Thursday, July 3, 2008

(PAI)JOINT BARGAINING, ORGANIZING TOP GOALS OF STEEL WORKERS-BRITISH UNION PACT
 

LAS VEGAS (PAI)--Joint bargaining and organizing across the Atlantic Ocean, presenting multi-national corporations with a multi-national union arrayed to battle for its workers, are the top goals of the new pact signed July 1 between the Steel Workers and Britain’s largest union, Unite, unifying themselves into a global union.
 

The pact, inked by Unite General Secretary Derek Simpson and Steel Workers President Leo Gerard during USWA’s convention in Las Vegas, creates a 3.2-million-member union, Workers Uniting.  It will have workers in four countries: The U.S., Canada, the United Kingdom, and the Irish Republic.
 

The new union will engage its multi-national employers, including ArcelorMittal--now the world’s largest steel firm--Shell, British Petroleum and Alcoa.  USW includes not just Steel Workers, but former Oil, Chemical and Atomic Workers who toil at BP and Shell, among others.  Unite includes the famed Transport & General Workers Union of Great Britain.  Approximately 1 million of the new union’s members are retirees.
 

Gerard and Simpson made it clear the new union would be aggressive against multi-national firms that try to cut workers’ wages and conditions.  “Globalization is a man-made disaster,” Simpson told the 3,200 delegates and 1,200 guests.
 

"This union is crucial for challenging the growing power of global capital," Gerard said.  "Globalization has given financiers license to exploit workers in developing countries at the expense of our members in the developed world. Only global solidarity among workers can overcome this sort of global exploitation wherever it occurs."
 

"In addition to empowering the interests of our unions' members, our mission is to advance the interests of millions of workers throughout the world who are being shamefully exploited," Simpson added.
 

That means the combined union will not only represent its own workers but also continue campaigns of solidarity with Colombian workers who face Right-Wing paramilitary death squads, with oppressed steel workers and mine workers in Mexico, with Liberian rubber workers, and with imported Indian H2-B visa holders forced to strike a shipyard in Mississippi, among others.
 

Under terms of the agreement, USWA and Unite--not to be confused with the U.S. union UNITE HERE--will keep their separate headquarters in Pittsburgh and in

London, respectively.  Gerard and Simpson will continue to hold their positions.  So will

Tony Woodley, General Secretary of the Transport and General Workers, who are still

in the process of merging with another big British union, Amicus, to form Unite.

(continued)

Press Associates, Inc. (PAI) -- 7/4/2008

(USWA, cont. -2)
 

Much of the new union’s business will be carried out by teleconferencing across the Atlantic, USWA spokesman Gary Hubbard said.
 

And the actual merger will not be fully consummated until union attorneys on both sides of the Atlantic pore over the agreement and adjust provisions to conform to the labor laws of the four nations involved.
 

That didn’t stop Gerard from laying out an aggressive agenda. Nor did it stop the convention delegates from agreeing to it, including a 3-cents-pr-hous increase in dues in order to add millions of dollars to the USW Strike Fund.  The raise, which takes effect immediately, will let USW increase weekly strike payments to workers from their present $115 to $150, and to $200 per worker per week next July.
 

Gerard said the international merger is even more necessary to combat globalization of finance and capital, which he declared now rules world economies--to workers’ detriment.
 

“It’s well past time to challenge the power of today’s global capital – before it

does any more damage to the lives of working people (and) before it succeeds completely in putting a 21st century face on the Robber Baron values of yesteryear.

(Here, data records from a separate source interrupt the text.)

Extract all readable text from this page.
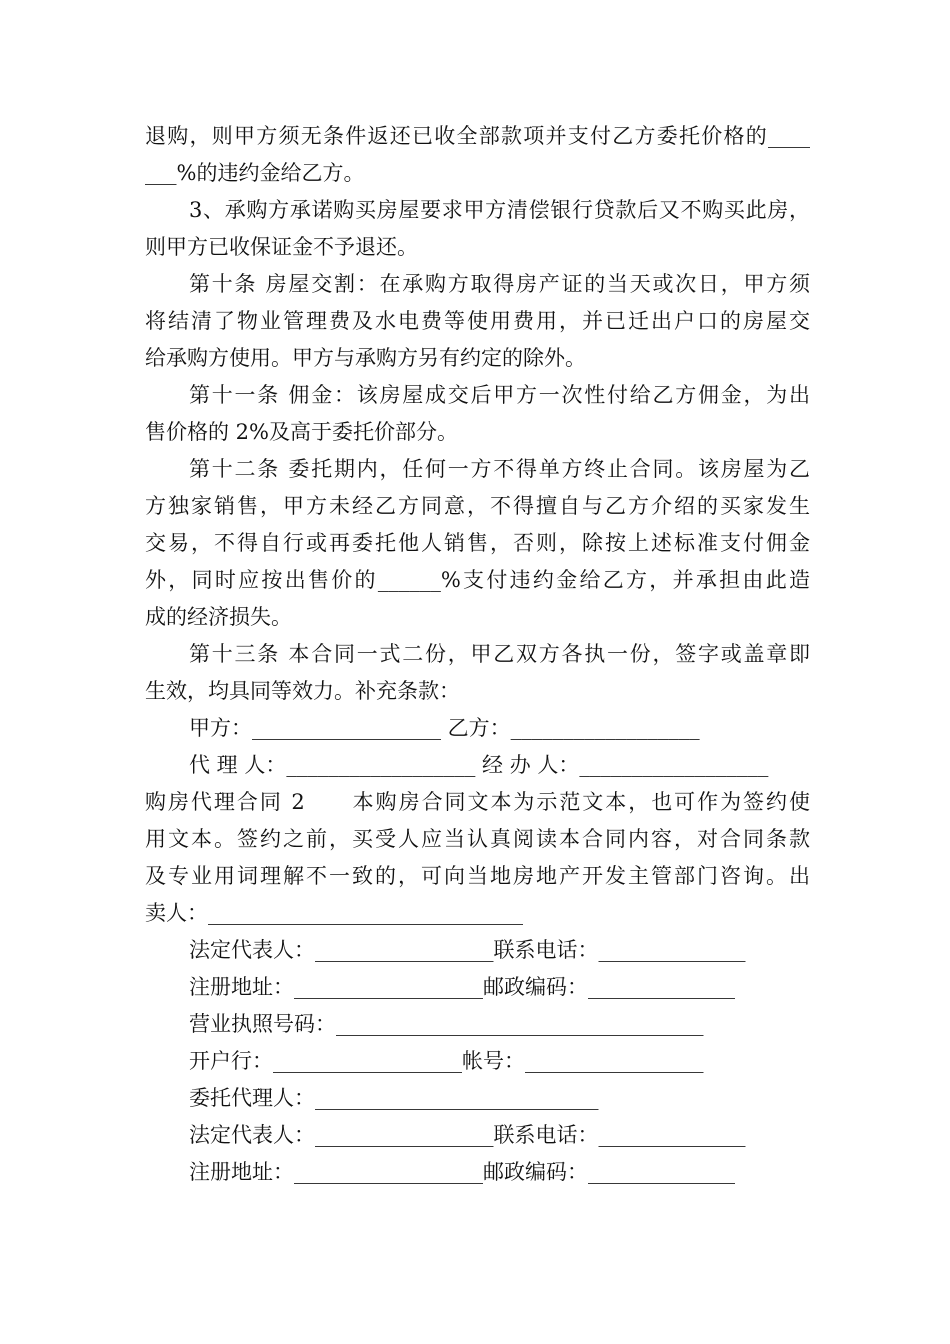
退购，则甲方须无条件返还已收全部款项并支付乙方委托价格的____
___%的违约金给乙方。
3、承购方承诺购买房屋要求甲方清偿银行贷款后又不购买此房，
则甲方已收保证金不予退还。
第十条 房屋交割：在承购方取得房产证的当天或次日，甲方须
将结清了物业管理费及水电费等使用费用，并已迁出户口的房屋交
给承购方使用。甲方与承购方另有约定的除外。
第十一条 佣金：该房屋成交后甲方一次性付给乙方佣金，为出
售价格的 2%及高于委托价部分。
第十二条 委托期内，任何一方不得单方终止合同。该房屋为乙
方独家销售，甲方未经乙方同意，不得擅自与乙方介绍的买家发生
交易，不得自行或再委托他人销售，否则，除按上述标准支付佣金
外，同时应按出售价的______%支付违约金给乙方，并承担由此造
成的经济损失。
第十三条 本合同一式二份，甲乙双方各执一份，签字或盖章即
生效，均具同等效力。补充条款：
甲方：__________________ 乙方：__________________
代 理 人：__________________ 经 办 人：__________________
购房代理合同 2　　本购房合同文本为示范文本，也可作为签约使
用文本。签约之前，买受人应当认真阅读本合同内容，对合同条款
及专业用词理解不一致的，可向当地房地产开发主管部门咨询。出
卖人：______________________________
法定代表人：_________________联系电话：______________
注册地址：__________________邮政编码：______________
营业执照号码：___________________________________
开户行：__________________帐号：_________________
委托代理人：___________________________
法定代表人：_________________联系电话：______________
注册地址：__________________邮政编码：______________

Globalization is the driving force behind this New Age of Robber Barons,” he stated.
 

“It revolutionized the way business is done--and the way workers’ aspirations are dealt with--if dealt with at all.  The growing power of global corporations is all around us.

We see it in the way employers try to use globalization to whipsaw us in bargaining.  We see it in the way multinationals dominate Congress and Parliament.  We see it in the glut of corporate buyouts in every industry from aluminum to mining, from paper to steel.
 

“But there’s a revolution happening right under our noses that’s not so easy to

see: The growth of finance as the dominant economic force in industrial societies,” he added.  As long as manufacturing dominated economies and unions could organize factories, the middle class rose, Gerard said.  Not now.
 

“Today, finance rules the world.  As a result, today’s Robber Barons of Bay Street” in Toronto “and Wall Street” in Manhattan “are reaping billions through reckless financing schemes…While working people keep getting pushed farther and farther down the economic food chain,” he declared.
 

Gerard pledged the combined union will combat those financiers and “their deregulation of “everything from finance to labor law and creating one Ponzi Scheme after another,” along with those financiers’ helpmates: “Right-Wing politicians who view working people as suckers, and unions as dinosaurs that need to be exterminated.”